British military officer (c.1693–1787)

John Handfield (circa 1693 - 1787) was a British military officer, member of the Nova Scotia Council, and office holder.

Handfield was commissioned in Philipps' Regiment (the 40th Regiment of Foot) as an Ensign in 1720, taking up his duties at Annapolis Royal, Nova Scotia. Promoted to Lieutenant in 1731 and received promotions to Lieutenant-Captain (1739), Captain (1740), Major (1754), and Lieutenant-Colonel (1758). Appointed to the Nova Scotia Council at Annapolis Royal in 1736 and granted the position of Justice of the Peace by Governor Peregrine Hopson in 1752.

During Father Le Loutre's War, Captain Handfield was first in command of Fort Vieux Logis (1749); successfully defending the fort during the Siege of Grand Pre, while losing his son and future son-in-law Captain John Hamilton who were taken prisoner by the Mi'kmaq and Acadian militias.

In 1750 he was commander at Fort Anne, Annapolis Royal.

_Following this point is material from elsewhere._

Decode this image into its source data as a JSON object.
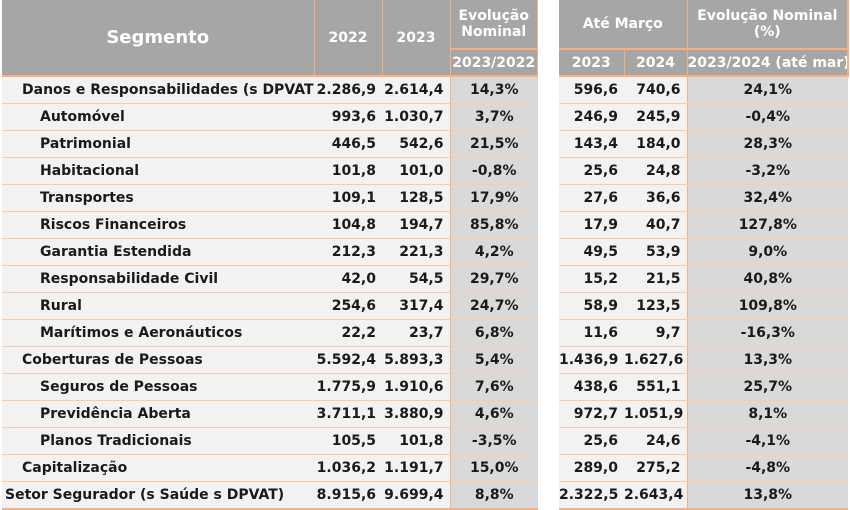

He took command at Fort Lawrence where he married John Hamilton (British army officer) to his daughter (1752). Through his marriage to Acadian Elizabeth Winniet (sister of Joseph Winniett, both of whom were grandchildren of Pierre Maisonnat dit Baptiste), John was related to many Acadians and thus found carrying out his duties to deport the Acadians at Annapolis disagreeable. In a letter to John Winslow he states, "I heartily join with You in wishing that we were both of us got over this most disagreeable and troublesome part of the Service."

In 1758 he fought at the Siege of Louisbourg, retiring from His majesty's service in 1760. He moves to Boston upon his retirement and by 1776 is found in Ireland where he dies at Waterford on April 20, 1787.